Container market downturn creating ‘new era of volatility’
Panelists at the Journal of Commerce’s TPM25 conference indicated that the container market is facing a downturn in 2025, warning that it could be worse than previous declines. Parash Jain, the global head of Transport and Logistics Research at HSBC, stated that the market’s decline is already underway and identified several key variables driving this trend.
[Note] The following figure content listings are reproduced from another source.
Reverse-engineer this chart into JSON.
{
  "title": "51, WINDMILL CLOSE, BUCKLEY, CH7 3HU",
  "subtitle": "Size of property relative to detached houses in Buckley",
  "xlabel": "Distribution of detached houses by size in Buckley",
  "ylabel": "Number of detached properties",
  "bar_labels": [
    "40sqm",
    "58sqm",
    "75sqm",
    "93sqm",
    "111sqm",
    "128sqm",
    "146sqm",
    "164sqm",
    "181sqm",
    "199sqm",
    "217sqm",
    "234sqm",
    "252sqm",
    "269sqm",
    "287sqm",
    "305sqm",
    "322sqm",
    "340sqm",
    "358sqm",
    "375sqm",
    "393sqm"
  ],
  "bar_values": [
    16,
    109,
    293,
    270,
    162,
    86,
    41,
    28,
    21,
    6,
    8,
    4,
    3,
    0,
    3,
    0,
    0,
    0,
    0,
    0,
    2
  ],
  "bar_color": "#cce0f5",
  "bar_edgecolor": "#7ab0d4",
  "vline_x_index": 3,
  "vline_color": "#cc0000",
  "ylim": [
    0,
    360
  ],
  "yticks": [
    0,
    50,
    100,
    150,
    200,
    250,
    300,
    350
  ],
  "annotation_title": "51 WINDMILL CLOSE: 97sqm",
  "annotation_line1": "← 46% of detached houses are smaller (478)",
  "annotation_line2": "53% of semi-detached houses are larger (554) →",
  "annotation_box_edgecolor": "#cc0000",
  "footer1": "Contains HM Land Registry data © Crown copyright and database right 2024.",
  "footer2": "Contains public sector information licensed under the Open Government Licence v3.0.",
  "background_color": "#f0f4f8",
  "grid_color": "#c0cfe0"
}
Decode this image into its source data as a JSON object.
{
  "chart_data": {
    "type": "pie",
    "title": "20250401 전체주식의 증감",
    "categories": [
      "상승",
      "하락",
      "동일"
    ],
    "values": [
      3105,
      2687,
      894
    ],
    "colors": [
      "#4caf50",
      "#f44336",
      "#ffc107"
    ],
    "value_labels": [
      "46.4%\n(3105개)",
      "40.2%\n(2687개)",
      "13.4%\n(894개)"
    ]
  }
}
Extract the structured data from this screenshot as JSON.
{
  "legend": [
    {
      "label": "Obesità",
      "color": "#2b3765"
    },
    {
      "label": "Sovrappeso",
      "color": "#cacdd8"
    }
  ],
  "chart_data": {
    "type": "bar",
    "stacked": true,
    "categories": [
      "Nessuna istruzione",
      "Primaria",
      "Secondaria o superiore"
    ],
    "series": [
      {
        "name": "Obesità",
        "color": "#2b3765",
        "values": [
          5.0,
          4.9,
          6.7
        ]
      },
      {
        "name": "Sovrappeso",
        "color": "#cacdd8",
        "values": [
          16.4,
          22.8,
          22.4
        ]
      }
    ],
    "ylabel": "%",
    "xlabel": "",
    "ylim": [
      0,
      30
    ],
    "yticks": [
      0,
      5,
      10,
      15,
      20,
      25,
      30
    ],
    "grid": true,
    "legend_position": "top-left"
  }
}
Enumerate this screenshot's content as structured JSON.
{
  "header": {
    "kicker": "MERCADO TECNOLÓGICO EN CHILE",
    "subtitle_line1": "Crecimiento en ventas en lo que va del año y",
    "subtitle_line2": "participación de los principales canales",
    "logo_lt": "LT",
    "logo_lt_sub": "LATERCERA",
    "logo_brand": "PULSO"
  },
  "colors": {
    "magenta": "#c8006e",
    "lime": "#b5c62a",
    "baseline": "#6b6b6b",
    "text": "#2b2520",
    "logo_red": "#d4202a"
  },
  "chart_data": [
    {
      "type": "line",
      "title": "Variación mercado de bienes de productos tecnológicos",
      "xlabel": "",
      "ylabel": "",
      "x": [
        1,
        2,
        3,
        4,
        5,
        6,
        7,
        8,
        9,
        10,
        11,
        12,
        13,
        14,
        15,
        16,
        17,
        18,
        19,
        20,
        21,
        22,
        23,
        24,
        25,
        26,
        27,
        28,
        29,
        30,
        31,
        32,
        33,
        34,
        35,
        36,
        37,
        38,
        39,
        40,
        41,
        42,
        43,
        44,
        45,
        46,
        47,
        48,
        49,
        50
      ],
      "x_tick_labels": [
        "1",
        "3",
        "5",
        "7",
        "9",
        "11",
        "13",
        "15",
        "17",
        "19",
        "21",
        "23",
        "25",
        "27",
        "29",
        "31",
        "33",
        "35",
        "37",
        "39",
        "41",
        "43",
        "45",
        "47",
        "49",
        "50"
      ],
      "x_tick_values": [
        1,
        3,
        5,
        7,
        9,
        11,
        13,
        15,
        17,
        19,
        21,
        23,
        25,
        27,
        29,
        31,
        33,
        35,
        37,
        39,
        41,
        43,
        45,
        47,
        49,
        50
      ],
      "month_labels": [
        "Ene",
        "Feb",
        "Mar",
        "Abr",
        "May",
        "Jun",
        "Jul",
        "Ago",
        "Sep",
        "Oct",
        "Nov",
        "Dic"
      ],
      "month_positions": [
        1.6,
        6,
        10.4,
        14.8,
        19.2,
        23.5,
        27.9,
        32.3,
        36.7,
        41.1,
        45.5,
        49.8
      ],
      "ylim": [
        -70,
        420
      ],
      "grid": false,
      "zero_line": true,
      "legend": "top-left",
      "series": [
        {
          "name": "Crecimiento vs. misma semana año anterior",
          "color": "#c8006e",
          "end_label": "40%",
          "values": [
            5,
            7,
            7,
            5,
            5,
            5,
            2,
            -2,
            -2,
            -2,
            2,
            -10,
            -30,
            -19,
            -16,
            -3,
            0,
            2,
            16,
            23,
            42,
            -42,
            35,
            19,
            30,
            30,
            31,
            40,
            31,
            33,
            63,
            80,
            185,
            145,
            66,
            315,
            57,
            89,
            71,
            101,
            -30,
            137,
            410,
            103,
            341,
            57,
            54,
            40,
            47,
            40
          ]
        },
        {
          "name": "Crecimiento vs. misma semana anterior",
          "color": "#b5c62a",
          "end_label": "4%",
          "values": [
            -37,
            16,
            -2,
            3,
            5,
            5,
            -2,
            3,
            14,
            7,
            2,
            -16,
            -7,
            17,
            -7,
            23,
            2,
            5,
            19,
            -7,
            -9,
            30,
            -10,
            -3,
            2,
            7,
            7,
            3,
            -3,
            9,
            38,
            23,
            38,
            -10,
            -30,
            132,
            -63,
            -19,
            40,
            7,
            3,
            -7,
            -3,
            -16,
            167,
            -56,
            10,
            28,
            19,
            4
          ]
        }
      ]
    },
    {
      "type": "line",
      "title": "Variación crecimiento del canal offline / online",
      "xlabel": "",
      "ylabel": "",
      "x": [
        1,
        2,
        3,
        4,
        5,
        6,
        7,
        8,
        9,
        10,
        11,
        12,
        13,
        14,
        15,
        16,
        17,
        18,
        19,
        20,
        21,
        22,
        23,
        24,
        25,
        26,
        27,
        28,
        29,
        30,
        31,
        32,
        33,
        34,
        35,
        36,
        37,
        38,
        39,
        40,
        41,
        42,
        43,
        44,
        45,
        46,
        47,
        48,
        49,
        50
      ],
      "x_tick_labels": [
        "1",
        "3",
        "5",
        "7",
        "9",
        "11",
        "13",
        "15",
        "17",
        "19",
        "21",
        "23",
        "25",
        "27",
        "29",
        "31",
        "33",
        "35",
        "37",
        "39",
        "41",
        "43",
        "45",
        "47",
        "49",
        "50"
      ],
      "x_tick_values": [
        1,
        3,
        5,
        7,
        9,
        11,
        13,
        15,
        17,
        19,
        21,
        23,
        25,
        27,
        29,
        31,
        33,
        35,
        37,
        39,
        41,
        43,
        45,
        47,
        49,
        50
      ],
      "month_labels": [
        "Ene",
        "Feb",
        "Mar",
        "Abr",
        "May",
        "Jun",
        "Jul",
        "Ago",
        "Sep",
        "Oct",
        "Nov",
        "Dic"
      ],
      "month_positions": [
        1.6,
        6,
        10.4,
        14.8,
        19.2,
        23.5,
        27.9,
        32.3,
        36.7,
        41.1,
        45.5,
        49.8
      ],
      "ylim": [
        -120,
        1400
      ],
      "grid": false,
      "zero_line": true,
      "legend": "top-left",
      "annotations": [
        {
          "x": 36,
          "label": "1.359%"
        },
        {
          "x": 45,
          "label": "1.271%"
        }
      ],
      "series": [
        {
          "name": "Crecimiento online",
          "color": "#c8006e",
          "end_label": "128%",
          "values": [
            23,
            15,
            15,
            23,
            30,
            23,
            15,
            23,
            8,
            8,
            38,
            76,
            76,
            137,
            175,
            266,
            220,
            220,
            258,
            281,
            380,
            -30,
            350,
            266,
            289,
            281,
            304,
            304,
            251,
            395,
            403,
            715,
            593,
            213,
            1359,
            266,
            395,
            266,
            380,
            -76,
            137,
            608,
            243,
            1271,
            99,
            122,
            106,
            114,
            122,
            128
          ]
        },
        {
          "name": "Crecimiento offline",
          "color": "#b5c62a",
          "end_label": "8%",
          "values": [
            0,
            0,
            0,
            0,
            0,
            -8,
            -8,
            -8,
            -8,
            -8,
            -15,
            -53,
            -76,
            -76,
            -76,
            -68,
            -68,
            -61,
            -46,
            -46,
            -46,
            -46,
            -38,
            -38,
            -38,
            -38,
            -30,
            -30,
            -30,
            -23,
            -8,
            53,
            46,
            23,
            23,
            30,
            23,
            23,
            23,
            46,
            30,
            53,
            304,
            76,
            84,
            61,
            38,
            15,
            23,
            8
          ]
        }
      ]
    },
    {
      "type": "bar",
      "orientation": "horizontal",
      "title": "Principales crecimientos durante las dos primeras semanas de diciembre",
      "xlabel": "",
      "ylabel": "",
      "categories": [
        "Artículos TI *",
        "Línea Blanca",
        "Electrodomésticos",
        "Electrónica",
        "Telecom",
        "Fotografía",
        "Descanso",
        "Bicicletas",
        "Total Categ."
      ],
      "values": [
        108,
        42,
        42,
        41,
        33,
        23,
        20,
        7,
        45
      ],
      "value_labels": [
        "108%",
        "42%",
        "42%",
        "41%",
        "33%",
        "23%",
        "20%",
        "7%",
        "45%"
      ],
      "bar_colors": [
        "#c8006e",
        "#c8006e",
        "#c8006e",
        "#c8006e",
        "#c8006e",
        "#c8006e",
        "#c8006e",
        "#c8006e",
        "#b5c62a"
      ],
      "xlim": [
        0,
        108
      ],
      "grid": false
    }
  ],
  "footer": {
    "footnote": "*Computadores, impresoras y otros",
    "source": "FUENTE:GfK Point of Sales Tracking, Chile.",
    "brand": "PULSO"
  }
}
One key issue is oversupply; fleet capacity has surged by 33%, while trade growth was only 9% in 2024. Disruptions have absorbed some excess capacity, but rates are likely to fall further if these disruptions are alleviated. Another risk is uneven demand across trade routes. While Asia-North America volumes grew by 28% between 2019 to 2024, North America-Asia trade decreased by -15%, and Europe-Asia trade fell by -23%.
Consumer demand is also weakening, and rising tariffs could exacerbate the situation. Chris Rogers, head of supply chain research at S&P Global, noted that aggressive trade policies through tariffs might push inflation higher, putting additional pressure on consumer spending. “That’s likely to prove inflationary, which could start to hit consumer spending in a way maybe we didn’t see last time around,” Rogers remarked.
Furthermore, a U.S. proposal to tax Chinese shipping could disrupt trade as early as April. According to Platts, Eastbound Trans-Pacific spot rates to the U.S. West Coast spot rates have already fallen by -53% this year.